With a shrill cry she slapped me across the face and shoved me so hard that I fell onto one of the settees and violently hit my head against the wooden back.
“Tell me!”, she shouted and as she did so, she didn’t resemble the least of the sophisticated young lady she was supposed to be.
“Edward is in bed with a fever,” I replied, unwilling to give her more information than was necessary.
Miss Blackthorn seemed to have regained some kind of composure by now and laid an imploring hand on Blanche’s arm.
“Please, dear Blanche, recollect yourself. Mrs. Rochester was kind enough to come here and inform us of Mr. Rochester’s illness. We should be thankful for that. Let’s reconsider what is to be done.”
Blanche Ingram looked at her and then, after a few moments, nodded.
“Mrs. Rochester, allow me to present my humblest apologies. I don’t know what came over me. Please find it in your heart to forgive me and accept a restoring cup of tea before you leave.”
While she went to the wall and pulled the bell cord to summon a footman, I studied her covertly. What a turn of mood. Had I not felt my stinging jaw where she had hit me, I would not have believed it had actually happened.
The next half hour passed like in a dream. I drank tea with the pair of them and I was glad to take off afterwards and climb into my waiting curricle. Keithley drove off and we had soon left the premises of Ingram Park to ride homeward through the moors. My head swam with everything that had transpired in that drawing room. I felt strangely dazed as if I was very tired. The usual warm rays of the spring sunshine were like balm to the skin of my upturned face. Lulled by the gentle rocking of the curricle, I dozed off.
Almighty God, have mercy on me …
I must still be on the Moors for it was very cold. It was night … oh, sweet Lord, I’m begging you, let Death come quickly so that I suffer no more…

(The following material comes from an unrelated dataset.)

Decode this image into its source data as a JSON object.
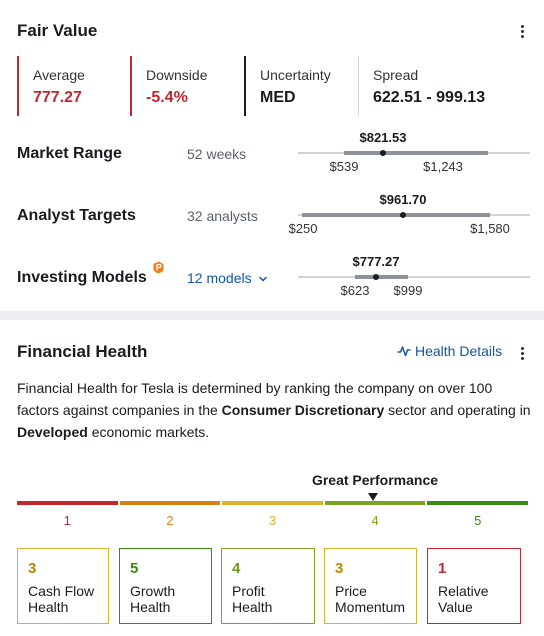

Edward … I had fled from Edward because I had no right to be his wife … the memory shot through me like the stab of a spear! Edward was forbidden to me, we would never be together …
Please, Lord, give me rest … let me die now …

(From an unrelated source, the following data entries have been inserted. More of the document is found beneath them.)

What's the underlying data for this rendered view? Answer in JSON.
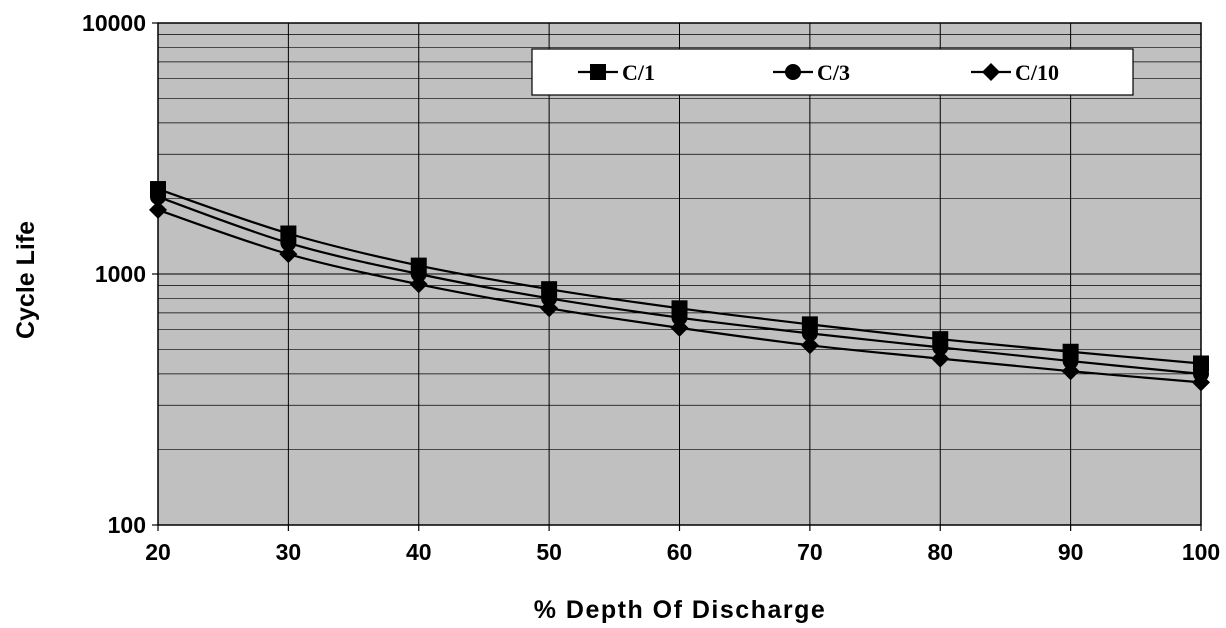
{
  "chart_data": {
    "type": "line",
    "xlabel": "% Depth Of Discharge",
    "ylabel": "Cycle Life",
    "x": [
      20,
      30,
      40,
      50,
      60,
      70,
      80,
      90,
      100
    ],
    "xlim": [
      20,
      100
    ],
    "ylim": [
      100,
      10000
    ],
    "y_scale": "log",
    "x_ticks": [
      "20",
      "30",
      "40",
      "50",
      "60",
      "70",
      "80",
      "90",
      "100"
    ],
    "y_ticks": [
      "100",
      "1000",
      "10000"
    ],
    "grid": true,
    "legend_position": "top-right",
    "plot_background": "#c0c0c0",
    "series": [
      {
        "name": "C/1",
        "marker": "square",
        "color": "#000000",
        "values": [
          2180,
          1450,
          1080,
          870,
          730,
          630,
          550,
          490,
          440
        ]
      },
      {
        "name": "C/3",
        "marker": "circle",
        "color": "#000000",
        "values": [
          2030,
          1330,
          1000,
          800,
          670,
          580,
          510,
          450,
          400
        ]
      },
      {
        "name": "C/10",
        "marker": "diamond",
        "color": "#000000",
        "values": [
          1800,
          1200,
          910,
          730,
          610,
          520,
          460,
          410,
          370
        ]
      }
    ]
  }
}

A splash of freezing cold water startled me right back into life, and I gasped and spluttered to get my breath.
Blanche Ingram’s bored voice drawled somewhere above my head, “Come on, you lazy bitch, wake up! You there, man, drag her upright. I want her to see me when I talk to her.”
A ruthless hand hauled me onto my feet and propped me against the wall in a not so gentle manner. My already sore shoulders suffered a fresh stab of pain, and I winced. Then I opened my eyes.

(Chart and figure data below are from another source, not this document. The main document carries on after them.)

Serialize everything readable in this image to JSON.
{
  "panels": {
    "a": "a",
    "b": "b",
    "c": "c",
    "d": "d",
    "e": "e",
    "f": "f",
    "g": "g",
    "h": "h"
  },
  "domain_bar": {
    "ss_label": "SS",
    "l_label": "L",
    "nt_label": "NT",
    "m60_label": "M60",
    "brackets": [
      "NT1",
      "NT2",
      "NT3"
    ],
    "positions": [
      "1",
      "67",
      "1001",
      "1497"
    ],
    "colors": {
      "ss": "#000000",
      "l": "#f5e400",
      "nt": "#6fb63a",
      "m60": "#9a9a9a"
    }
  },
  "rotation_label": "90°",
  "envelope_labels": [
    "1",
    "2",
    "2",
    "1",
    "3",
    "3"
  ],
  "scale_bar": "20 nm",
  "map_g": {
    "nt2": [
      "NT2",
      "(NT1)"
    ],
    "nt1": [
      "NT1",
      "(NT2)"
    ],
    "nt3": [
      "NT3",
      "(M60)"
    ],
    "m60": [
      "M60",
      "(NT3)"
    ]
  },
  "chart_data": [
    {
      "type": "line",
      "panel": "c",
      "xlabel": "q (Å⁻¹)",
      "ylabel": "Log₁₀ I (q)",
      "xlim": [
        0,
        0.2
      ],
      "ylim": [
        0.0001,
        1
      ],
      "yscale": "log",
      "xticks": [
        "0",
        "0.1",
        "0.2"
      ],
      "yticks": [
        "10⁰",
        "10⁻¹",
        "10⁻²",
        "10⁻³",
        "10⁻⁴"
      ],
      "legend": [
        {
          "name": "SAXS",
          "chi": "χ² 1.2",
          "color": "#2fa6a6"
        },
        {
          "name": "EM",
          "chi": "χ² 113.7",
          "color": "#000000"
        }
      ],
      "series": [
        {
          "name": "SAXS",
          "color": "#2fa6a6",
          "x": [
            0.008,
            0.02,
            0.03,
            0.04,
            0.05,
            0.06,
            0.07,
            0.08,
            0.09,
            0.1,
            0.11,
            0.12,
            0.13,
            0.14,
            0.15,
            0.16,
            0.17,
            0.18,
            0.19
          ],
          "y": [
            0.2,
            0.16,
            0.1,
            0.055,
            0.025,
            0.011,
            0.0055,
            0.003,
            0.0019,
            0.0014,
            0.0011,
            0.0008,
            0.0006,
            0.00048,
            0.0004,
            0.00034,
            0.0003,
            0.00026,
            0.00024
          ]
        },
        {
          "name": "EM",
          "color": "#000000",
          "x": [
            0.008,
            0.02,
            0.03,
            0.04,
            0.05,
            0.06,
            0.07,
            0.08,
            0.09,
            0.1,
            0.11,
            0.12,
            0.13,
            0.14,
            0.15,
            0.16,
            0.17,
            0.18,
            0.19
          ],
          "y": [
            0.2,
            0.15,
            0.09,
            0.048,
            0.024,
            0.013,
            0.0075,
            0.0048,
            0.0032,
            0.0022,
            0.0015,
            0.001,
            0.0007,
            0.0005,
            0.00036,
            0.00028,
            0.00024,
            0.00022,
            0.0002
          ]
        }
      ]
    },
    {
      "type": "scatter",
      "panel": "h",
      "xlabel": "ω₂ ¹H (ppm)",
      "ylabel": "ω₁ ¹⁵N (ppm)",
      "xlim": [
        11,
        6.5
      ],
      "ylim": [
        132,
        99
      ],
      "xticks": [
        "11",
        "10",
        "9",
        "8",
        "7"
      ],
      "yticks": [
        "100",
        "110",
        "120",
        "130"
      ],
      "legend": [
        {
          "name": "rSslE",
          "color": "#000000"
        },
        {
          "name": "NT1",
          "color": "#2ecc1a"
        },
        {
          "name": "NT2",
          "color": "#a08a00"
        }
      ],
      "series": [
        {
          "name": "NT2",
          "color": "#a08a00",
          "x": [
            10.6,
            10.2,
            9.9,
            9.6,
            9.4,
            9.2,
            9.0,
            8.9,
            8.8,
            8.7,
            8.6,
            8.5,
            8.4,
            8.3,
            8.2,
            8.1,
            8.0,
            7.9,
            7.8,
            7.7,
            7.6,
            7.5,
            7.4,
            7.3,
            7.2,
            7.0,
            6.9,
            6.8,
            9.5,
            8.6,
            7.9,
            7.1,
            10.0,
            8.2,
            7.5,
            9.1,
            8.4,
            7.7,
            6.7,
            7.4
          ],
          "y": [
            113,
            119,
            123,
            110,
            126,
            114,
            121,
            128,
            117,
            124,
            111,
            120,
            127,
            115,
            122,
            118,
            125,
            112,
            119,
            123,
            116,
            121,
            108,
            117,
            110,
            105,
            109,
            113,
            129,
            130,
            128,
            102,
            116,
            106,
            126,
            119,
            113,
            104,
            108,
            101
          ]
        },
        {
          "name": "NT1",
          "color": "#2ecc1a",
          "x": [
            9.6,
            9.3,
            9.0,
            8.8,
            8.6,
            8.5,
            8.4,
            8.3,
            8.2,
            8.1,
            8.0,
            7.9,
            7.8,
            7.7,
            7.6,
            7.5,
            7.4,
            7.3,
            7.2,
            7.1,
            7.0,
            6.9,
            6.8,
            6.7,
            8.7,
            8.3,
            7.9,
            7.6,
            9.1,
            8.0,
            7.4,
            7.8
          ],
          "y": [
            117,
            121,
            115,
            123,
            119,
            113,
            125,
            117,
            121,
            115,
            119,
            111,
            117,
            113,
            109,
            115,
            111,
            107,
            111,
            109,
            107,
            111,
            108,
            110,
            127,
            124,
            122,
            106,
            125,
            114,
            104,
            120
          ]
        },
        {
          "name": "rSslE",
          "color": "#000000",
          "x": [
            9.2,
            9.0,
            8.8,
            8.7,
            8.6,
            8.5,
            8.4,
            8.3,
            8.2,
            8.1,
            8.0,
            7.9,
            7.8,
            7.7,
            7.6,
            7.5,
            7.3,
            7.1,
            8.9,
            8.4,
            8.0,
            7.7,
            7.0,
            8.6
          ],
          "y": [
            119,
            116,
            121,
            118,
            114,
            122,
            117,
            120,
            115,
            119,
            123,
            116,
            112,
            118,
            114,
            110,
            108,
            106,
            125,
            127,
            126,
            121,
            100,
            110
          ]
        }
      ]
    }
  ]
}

I was in some kind of wooden shed or outhouse with an earthen floor and a straw roof. All kinds of rubbish lay across the room, and the smell of rotten hay indicated that it had been used as a stable at some point. My arms were bound behind my back and before me, all elegance and beauty, stood Blanche, a handkerchief pressed against her nose and mouth. My body ached, and I was cold to the bone but I straightened my back and looked her in the eye.
“You troublesome, interfering, lowborn busybody, have you any inkling of how much I loathe and hate you? First you thwart my prospects in marrying Rochester and now you prevent me of taking revenge on him, it is too outrageous! It is insufferable and you will pay for this, you miserable nobody of a governess! You will pay the highest price possible, your life! You will die here today, Jane Eyre, I must have my revenge, I demand it!”
Only now I saw the lithe figure of Miss Edwina Blackthorn in the background. She laid her hand on Blanche’s arm in a gesture of supplication.
“Blanche, please, we cannot do this! We must set Mrs. Rochester free and make our apologies to her and Mr. Rochester. There’s already done too much damage and …”
“Shut up, you little coward! I am in charge here and I will have what I want! She dies this instant!”